Chapter One – The Night Everything Shifted
I never liked bars, not really. The noise, the sweat, the blur of faces trying too hard to forget something—it always made my skin itch. But that night, something pulled me there. Maybe it was the silence in my apartment. Maybe it was the feeling that something in my life was about to change, and I didn’t want to be alone when it happened.

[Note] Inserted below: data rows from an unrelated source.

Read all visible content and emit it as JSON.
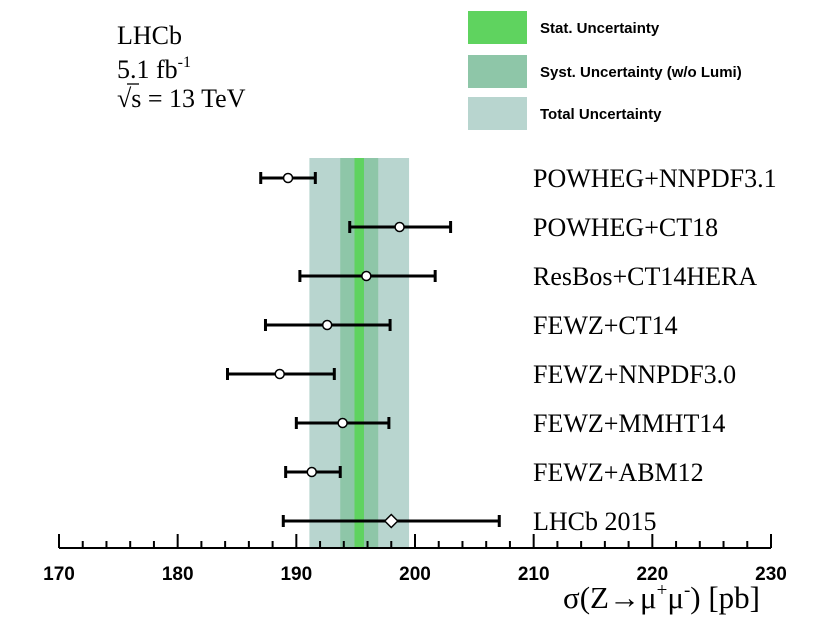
{
  "chart_data": {
    "type": "forest",
    "experiment": {
      "name": "LHCb",
      "lumi_value": "5.1 fb",
      "lumi_exponent": "-1",
      "energy_sqrt": "√s",
      "energy_text": " = 13 TeV"
    },
    "measurement": {
      "central": 195.3,
      "stat_band": [
        194.9,
        195.7
      ],
      "syst_band": [
        193.7,
        196.9
      ],
      "total_band": [
        191.1,
        199.5
      ]
    },
    "legend": [
      {
        "label": "Stat. Uncertainty",
        "color": "#5fd35f"
      },
      {
        "label": "Syst. Uncertainty (w/o Lumi)",
        "color": "#8ec6a8"
      },
      {
        "label": "Total Uncertainty",
        "color": "#b8d5cf"
      }
    ],
    "predictions": [
      {
        "label": "POWHEG+NNPDF3.1",
        "value": 189.3,
        "low": 187.0,
        "high": 191.6,
        "marker": "circle"
      },
      {
        "label": "POWHEG+CT18",
        "value": 198.7,
        "low": 194.5,
        "high": 203.0,
        "marker": "circle"
      },
      {
        "label": "ResBos+CT14HERA",
        "value": 195.9,
        "low": 190.3,
        "high": 201.7,
        "marker": "circle"
      },
      {
        "label": "FEWZ+CT14",
        "value": 192.6,
        "low": 187.4,
        "high": 197.9,
        "marker": "circle"
      },
      {
        "label": "FEWZ+NNPDF3.0",
        "value": 188.6,
        "low": 184.2,
        "high": 193.2,
        "marker": "circle"
      },
      {
        "label": "FEWZ+MMHT14",
        "value": 193.9,
        "low": 190.0,
        "high": 197.8,
        "marker": "circle"
      },
      {
        "label": "FEWZ+ABM12",
        "value": 191.3,
        "low": 189.1,
        "high": 193.7,
        "marker": "circle"
      },
      {
        "label": "LHCb 2015",
        "value": 198.0,
        "low": 188.9,
        "high": 207.1,
        "marker": "diamond"
      }
    ],
    "xaxis": {
      "min": 170,
      "max": 230,
      "ticks": [
        170,
        180,
        190,
        200,
        210,
        220,
        230
      ],
      "minor_step": 2,
      "label_sigma": "σ(Z",
      "label_arrow": "→",
      "label_mu": "μ",
      "label_plus": "+",
      "label_minus": "-",
      "label_unit": ") [pb]"
    }
  },
  "colors": {
    "stat": "#5fd35f",
    "syst": "#8ec6a8",
    "total": "#b8d5cf",
    "ink": "#000000"
  }
}
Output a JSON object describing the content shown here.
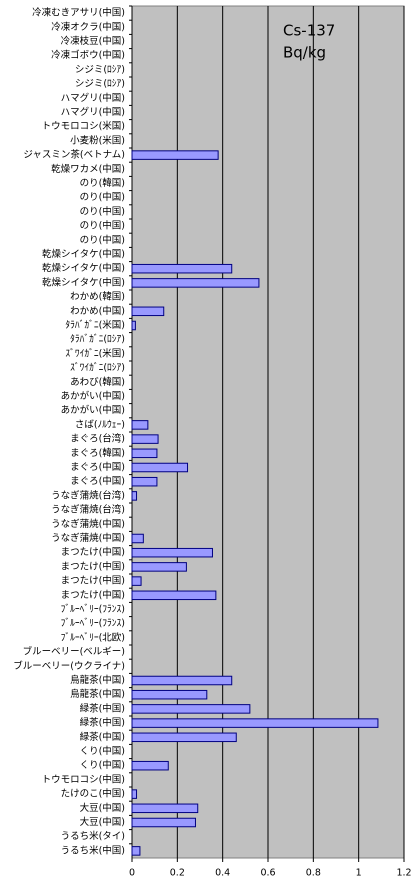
{
  "chart_data": {
    "type": "bar",
    "orientation": "horizontal",
    "annotations": [
      "Cs-137",
      "Bq/kg"
    ],
    "categories": [
      "冷凍むきアサリ(中国)",
      "冷凍オクラ(中国)",
      "冷凍枝豆(中国)",
      "冷凍ゴボウ(中国)",
      "シジミ(ﾛｼｱ)",
      "シジミ(ﾛｼｱ)",
      "ハマグリ(中国)",
      "ハマグリ(中国)",
      "トウモロコシ(米国)",
      "小麦粉(米国)",
      "ジャスミン茶(ベトナム)",
      "乾燥ワカメ(中国)",
      "のり(韓国)",
      "のり(中国)",
      "のり(中国)",
      "のり(中国)",
      "のり(中国)",
      "乾燥シイタケ(中国)",
      "乾燥シイタケ(中国)",
      "乾燥シイタケ(中国)",
      "わかめ(韓国)",
      "わかめ(中国)",
      "ﾀﾗﾊﾞｶﾞﾆ(米国)",
      "ﾀﾗﾊﾞｶﾞﾆ(ﾛｼｱ)",
      "ｽﾞﾜｲｶﾞﾆ(米国)",
      "ｽﾞﾜｲｶﾞﾆ(ﾛｼｱ)",
      "あわび(韓国)",
      "あかがい(中国)",
      "あかがい(中国)",
      "さば(ﾉﾙｳｪｰ)",
      "まぐろ(台湾)",
      "まぐろ(韓国)",
      "まぐろ(中国)",
      "まぐろ(中国)",
      "うなぎ蒲焼(台湾)",
      "うなぎ蒲焼(台湾)",
      "うなぎ蒲焼(中国)",
      "うなぎ蒲焼(中国)",
      "まつたけ(中国)",
      "まつたけ(中国)",
      "まつたけ(中国)",
      "まつたけ(中国)",
      "ﾌﾞﾙｰﾍﾞﾘｰ(ﾌﾗﾝｽ)",
      "ﾌﾞﾙｰﾍﾞﾘｰ(ﾌﾗﾝｽ)",
      "ﾌﾞﾙｰﾍﾞﾘｰ(北欧)",
      "ブルーベリー(ベルギー)",
      "ブルーベリー(ウクライナ)",
      "烏龍茶(中国)",
      "烏龍茶(中国)",
      "緑茶(中国)",
      "緑茶(中国)",
      "緑茶(中国)",
      "くり(中国)",
      "くり(中国)",
      "トウモロコシ(中国)",
      "たけのこ(中国)",
      "大豆(中国)",
      "大豆(中国)",
      "うるち米(タイ)",
      "うるち米(中国)"
    ],
    "values": [
      0,
      0,
      0,
      0,
      0,
      0,
      0,
      0,
      0,
      0,
      0.38,
      0,
      0,
      0,
      0,
      0,
      0,
      0,
      0.44,
      0.56,
      0,
      0.14,
      0.015,
      0,
      0,
      0,
      0,
      0,
      0,
      0.07,
      0.115,
      0.11,
      0.245,
      0.11,
      0.02,
      0,
      0,
      0.05,
      0.355,
      0.24,
      0.04,
      0.37,
      0,
      0,
      0,
      0,
      0,
      0.44,
      0.33,
      0.52,
      1.085,
      0.46,
      0,
      0.16,
      0,
      0.02,
      0.29,
      0.28,
      0,
      0.035
    ],
    "color": "#9999ff",
    "xlim": [
      0,
      1.2
    ],
    "xticks": [
      0,
      0.2,
      0.4,
      0.6,
      0.8,
      1,
      1.2
    ],
    "grid": true
  }
}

The air was thick with music and lies when I walked in. I kept to myself, ordered a drink I didn’t plan to finish, and settled into the corner booth like I was part of the furniture. I watched people instead of joining them—laughing couples, drunk friends, lonely souls pretending they weren’t.
That’s when I saw him.
He was standing at the pool table, alone but not lonely. Dark jeans, a worn black hoodie, and a face that looked like it had seen too much and still wanted more. He moved with this quiet confidence, like he didn’t need anyone to notice him, but you’d feel it if you did.
He didn’t glance my way—not at first. But somehow, I knew he knew I was watching.
Minutes passed. Maybe hours. It felt like both.
Then he was walking toward me.
No hesitation. No detour.
“You always this quiet?” he asked, sliding into the seat across from me without asking.
“Only when I’m trying to disappear.”
“You’re doing a terrible job at it.”
I raised an eyebrow. “And you’re doing a great job at being arrogant.”
He smirked. “Not arrogant. Just honest.”
There was something in his eyes—an edge, a storm he hadn’t let out yet. And I hated that it made me want to know more.
“Skye,” I said, unsure why I offered my real name.
“Jax.”
He didn’t ask if I wanted company. He just sat there like it was a given.
We talked, if you could call it that. Sparse words. More silence than anything. But it was the first silence that didn’t feel like pressure. Just… space. Safe space.
At some point, I stopped pretending I didn’t want him to stay.
At some point, he stopped pretending he didn’t already know.
When the bar closed, we stood on the sidewalk, neither of us moving. The streets were slick from a light rain. My heels pinched my feet, so I pulled them off and stood barefoot on the cold pavement.
He handed me his hoodie without a word.
I took it.
“Do you always give your clothes to strangers?” I asked, trying to break the tension I didn’t understand.
He looked at me then—really looked.
“You don’t feel like a stranger.”
And just like that, something shifted.
Not loud. Not dramatic.
Just… shifted.
Like the universe tilted a few degrees to the left, and everything that came after would feel just a little different.
That night, I didn’t give him my number. He didn’t ask. But I knew I’d see him again.
Some people crash into your life like a wrecking ball. Jax walked in quietly—and still managed to tear everything down.
And I wasn’t ready for what would rise from the rubble.